Dr Soar concludes: “As part of the same project we recently reported that patients have become older, have more comorbidities and more often living with obesity than a decade ago. All these factors, combined with the complications we report today, make undergoing anaesthesia and surgery intrinsically more hazardous. Our findings are likely to be of value for risk assessment and consent.”

Dr Fiona Donald, President of the Royal College of Anaesthetists, said: “Anaesthesia remains very safe and anaesthetists along with the whole surgical team are doing a good job of managing complications when they arise. But the more we understand about which patients are at greater risk of complications and the reasons for that, the better equipped we are to make further improvements in perioperative care and this study takes us a long way along that road of understanding.”

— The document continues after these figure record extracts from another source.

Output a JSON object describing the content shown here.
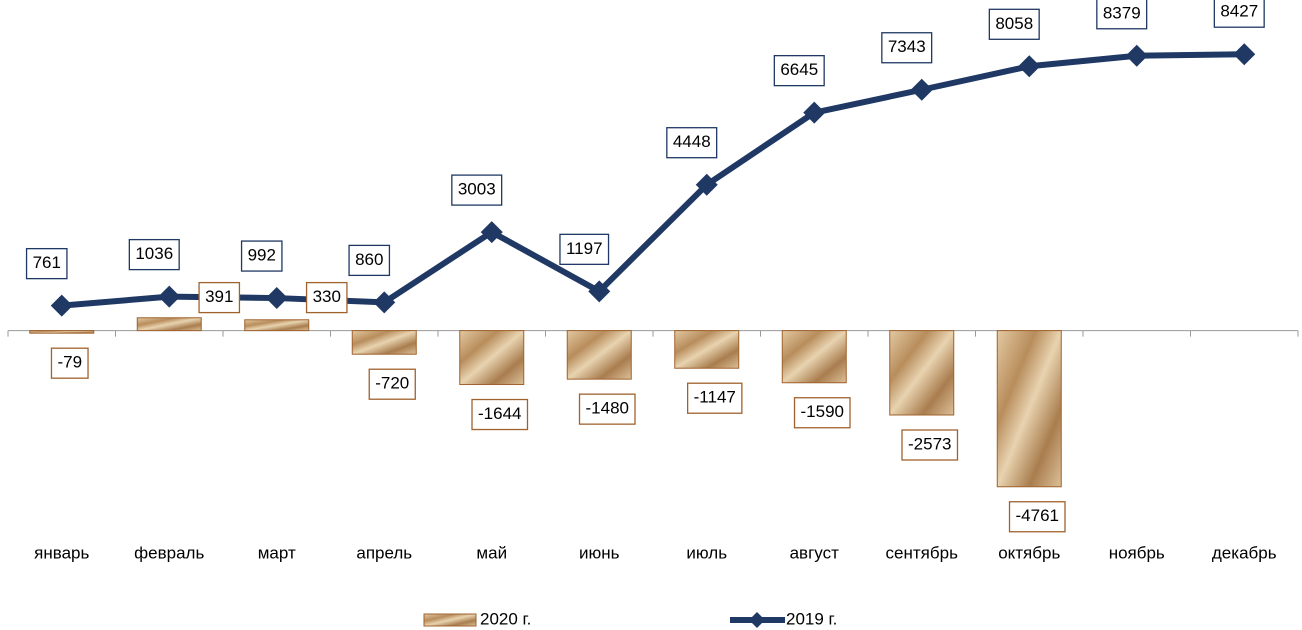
{
  "chart_data": {
    "type": "bar-line",
    "categories": [
      "январь",
      "февраль",
      "март",
      "апрель",
      "май",
      "июнь",
      "июль",
      "август",
      "сентябрь",
      "октябрь",
      "ноябрь",
      "декабрь"
    ],
    "series": [
      {
        "name": "2020 г.",
        "type": "bar",
        "color": "#c9a77c",
        "edge": "#a0622d",
        "values": [
          -79,
          391,
          330,
          -720,
          -1644,
          -1480,
          -1147,
          -1590,
          -2573,
          -4761,
          null,
          null
        ]
      },
      {
        "name": "2019 г.",
        "type": "line",
        "color": "#1f3864",
        "values": [
          761,
          1036,
          992,
          860,
          3003,
          1197,
          4448,
          6645,
          7343,
          8058,
          8379,
          8427
        ]
      }
    ],
    "ylim": [
      -5500,
      9500
    ]
  }
}
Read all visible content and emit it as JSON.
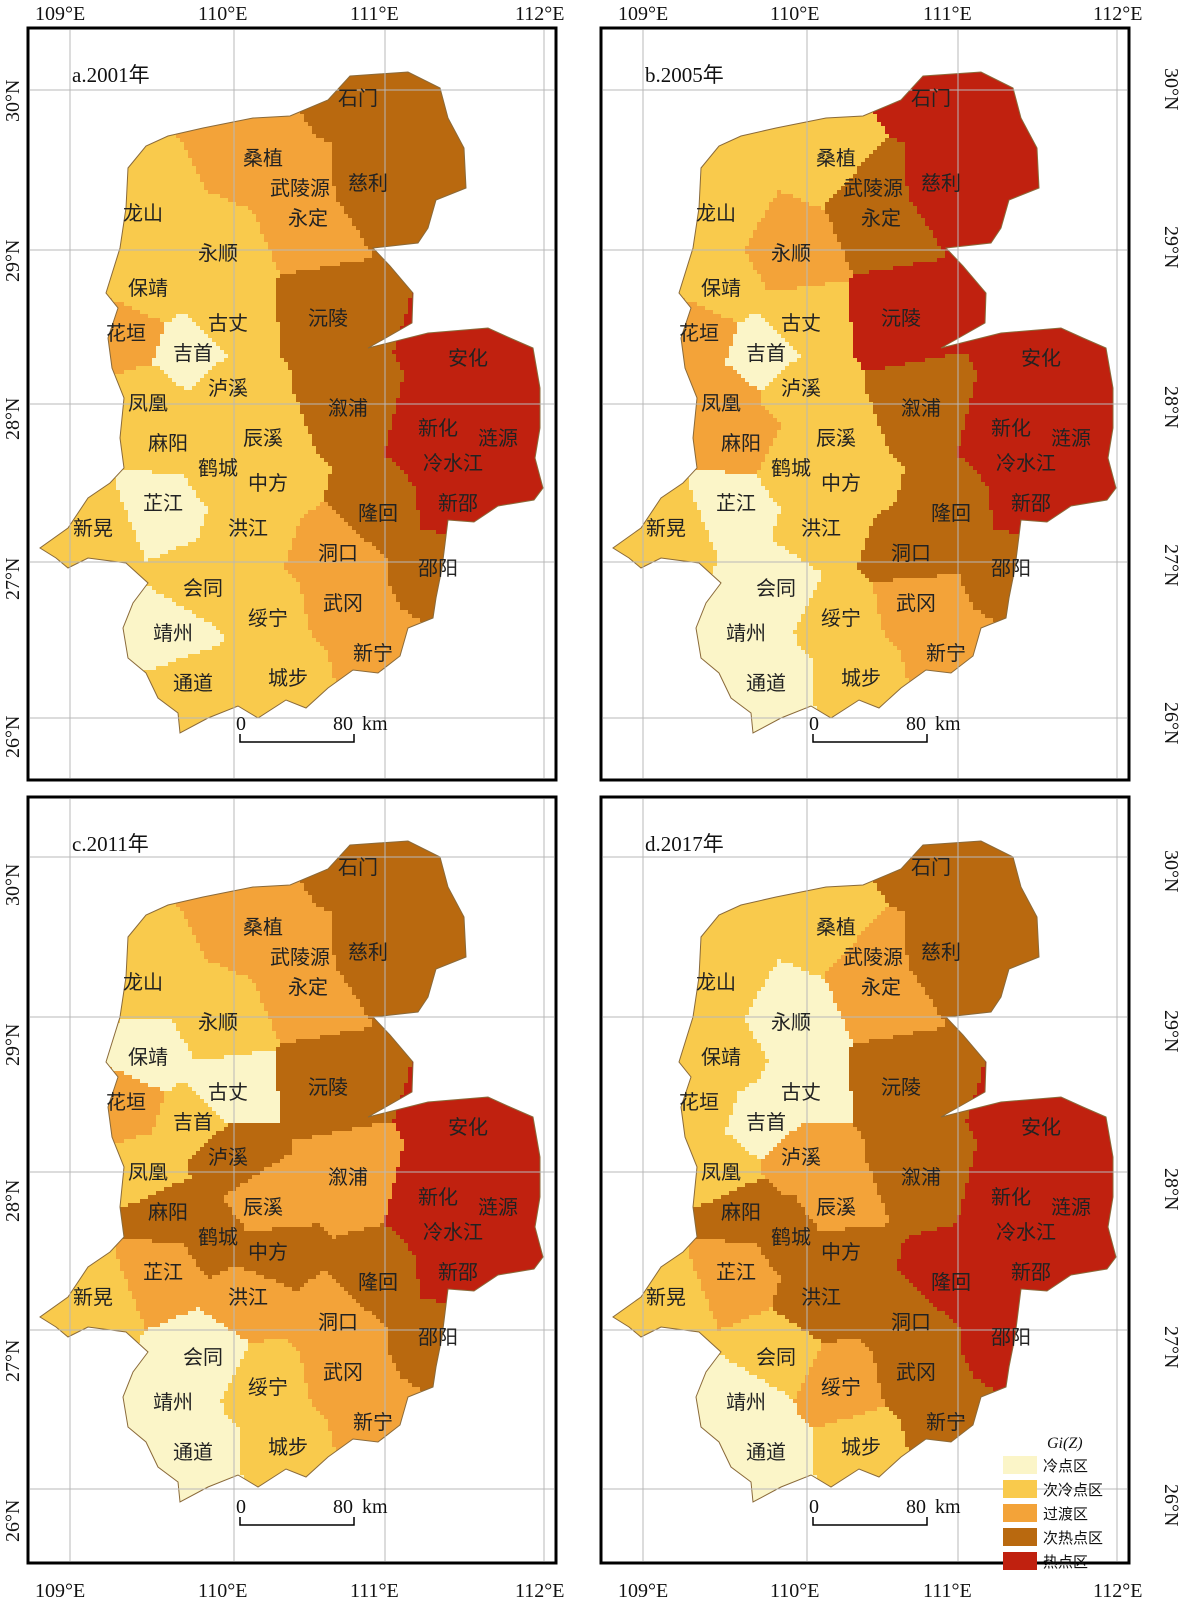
{
  "top_lon_labels": [
    "109°E",
    "110°E",
    "111°E",
    "112°E"
  ],
  "bottom_lon_labels": [
    "109°E",
    "110°E",
    "111°E",
    "112°E"
  ],
  "lat_labels": [
    "30°N",
    "29°N",
    "28°N",
    "27°N",
    "26°N"
  ],
  "scale_bar": {
    "start": "0",
    "end": "80",
    "unit": "km"
  },
  "legend": {
    "title": "Gi(Z)",
    "classes": [
      {
        "key": "cold",
        "label": "冷点区",
        "color": "#fbf5c8"
      },
      {
        "key": "subcold",
        "label": "次冷点区",
        "color": "#f9ca4c"
      },
      {
        "key": "transition",
        "label": "过渡区",
        "color": "#f3a339"
      },
      {
        "key": "subhot",
        "label": "次热点区",
        "color": "#b9690f"
      },
      {
        "key": "hot",
        "label": "热点区",
        "color": "#c0210f"
      }
    ]
  },
  "counties": [
    "石门",
    "桑植",
    "武陵源",
    "慈利",
    "永定",
    "龙山",
    "永顺",
    "保靖",
    "古丈",
    "沅陵",
    "花垣",
    "吉首",
    "安化",
    "凤凰",
    "泸溪",
    "溆浦",
    "新化",
    "涟源",
    "麻阳",
    "辰溪",
    "鹤城",
    "中方",
    "冷水江",
    "芷江",
    "新邵",
    "新晃",
    "洪江",
    "隆回",
    "洞口",
    "会同",
    "邵阳",
    "武冈",
    "绥宁",
    "靖州",
    "新宁",
    "通道",
    "城步"
  ],
  "panels": [
    {
      "title": "a.2001年",
      "classes": {
        "石门": "subhot",
        "桑植": "transition",
        "武陵源": "transition",
        "慈利": "subhot",
        "永定": "transition",
        "龙山": "subcold",
        "永顺": "subcold",
        "保靖": "subcold",
        "古丈": "subcold",
        "沅陵": "subhot",
        "花垣": "transition",
        "吉首": "cold",
        "安化": "hot",
        "凤凰": "subcold",
        "泸溪": "subcold",
        "溆浦": "subhot",
        "新化": "hot",
        "涟源": "hot",
        "麻阳": "subcold",
        "辰溪": "subcold",
        "鹤城": "subcold",
        "中方": "subcold",
        "冷水江": "hot",
        "芷江": "cold",
        "新邵": "hot",
        "新晃": "subcold",
        "洪江": "subcold",
        "隆回": "subhot",
        "洞口": "transition",
        "会同": "subcold",
        "邵阳": "subhot",
        "武冈": "transition",
        "绥宁": "subcold",
        "靖州": "cold",
        "新宁": "transition",
        "通道": "subcold",
        "城步": "subcold"
      }
    },
    {
      "title": "b.2005年",
      "classes": {
        "石门": "hot",
        "桑植": "subcold",
        "武陵源": "subhot",
        "慈利": "hot",
        "永定": "subhot",
        "龙山": "subcold",
        "永顺": "transition",
        "保靖": "subcold",
        "古丈": "subcold",
        "沅陵": "hot",
        "花垣": "transition",
        "吉首": "cold",
        "安化": "hot",
        "凤凰": "transition",
        "泸溪": "subcold",
        "溆浦": "subhot",
        "新化": "hot",
        "涟源": "hot",
        "麻阳": "transition",
        "辰溪": "subcold",
        "鹤城": "subcold",
        "中方": "subcold",
        "冷水江": "hot",
        "芷江": "cold",
        "新邵": "hot",
        "新晃": "subcold",
        "洪江": "subcold",
        "隆回": "subhot",
        "洞口": "subhot",
        "会同": "cold",
        "邵阳": "subhot",
        "武冈": "transition",
        "绥宁": "subcold",
        "靖州": "cold",
        "新宁": "transition",
        "通道": "cold",
        "城步": "subcold"
      }
    },
    {
      "title": "c.2011年",
      "classes": {
        "石门": "subhot",
        "桑植": "transition",
        "武陵源": "transition",
        "慈利": "subhot",
        "永定": "transition",
        "龙山": "subcold",
        "永顺": "subcold",
        "保靖": "cold",
        "古丈": "cold",
        "沅陵": "subhot",
        "花垣": "transition",
        "吉首": "subcold",
        "安化": "hot",
        "凤凰": "subcold",
        "泸溪": "subhot",
        "溆浦": "transition",
        "新化": "hot",
        "涟源": "hot",
        "麻阳": "subhot",
        "辰溪": "transition",
        "鹤城": "subhot",
        "中方": "subhot",
        "冷水江": "hot",
        "芷江": "transition",
        "新邵": "hot",
        "新晃": "subcold",
        "洪江": "transition",
        "隆回": "subhot",
        "洞口": "transition",
        "会同": "cold",
        "邵阳": "subhot",
        "武冈": "transition",
        "绥宁": "subcold",
        "靖州": "cold",
        "新宁": "transition",
        "通道": "cold",
        "城步": "subcold"
      }
    },
    {
      "title": "d.2017年",
      "classes": {
        "石门": "subhot",
        "桑植": "subcold",
        "武陵源": "transition",
        "慈利": "subhot",
        "永定": "transition",
        "龙山": "subcold",
        "永顺": "cold",
        "保靖": "subcold",
        "古丈": "cold",
        "沅陵": "subhot",
        "花垣": "subcold",
        "吉首": "cold",
        "安化": "hot",
        "凤凰": "subcold",
        "泸溪": "transition",
        "溆浦": "subhot",
        "新化": "hot",
        "涟源": "hot",
        "麻阳": "subhot",
        "辰溪": "transition",
        "鹤城": "subhot",
        "中方": "subhot",
        "冷水江": "hot",
        "芷江": "transition",
        "新邵": "hot",
        "新晃": "subcold",
        "洪江": "subhot",
        "隆回": "hot",
        "洞口": "subhot",
        "会同": "subcold",
        "邵阳": "hot",
        "武冈": "subhot",
        "绥宁": "transition",
        "靖州": "cold",
        "新宁": "subhot",
        "通道": "cold",
        "城步": "subcold"
      }
    }
  ]
}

Note that this paper includes the results from NAP7, which will be published in full on 17 November 2023. The Royal College of Anaesthetists National Audit Projects study rare but potentially serious complications related to anaesthesia. They are intended to examine, report on and drive improvements in practice and are delivered by the Royal College of Anaesthetists’ Centre for Research and Improvement. Each NAP focuses on a different topic important to patients and anaesthetists. NAP7 examines perioperative cardiac arrest.  

Notes to editor:

Surgery definitions:

IMMEDIATE – Immediate life, limb or organ-saving intervention – resuscitation simultaneous with intervention. Normally within minutes of decision to operate.Life-saving, Other e.g. limb or organ saving

URGENT – Intervention for acute onset or clinical deterioration of potentially life-threatening conditions, for those conditions that may threaten the survival of limb or organ, for fixation of many fractures and for relief of pain or other distressing symptoms. Normally within hours of decision to operate.

ELECTIVE – Intervention planned or booked in advance of routine admission to hospital. Timing to suit patient, hospital and staff.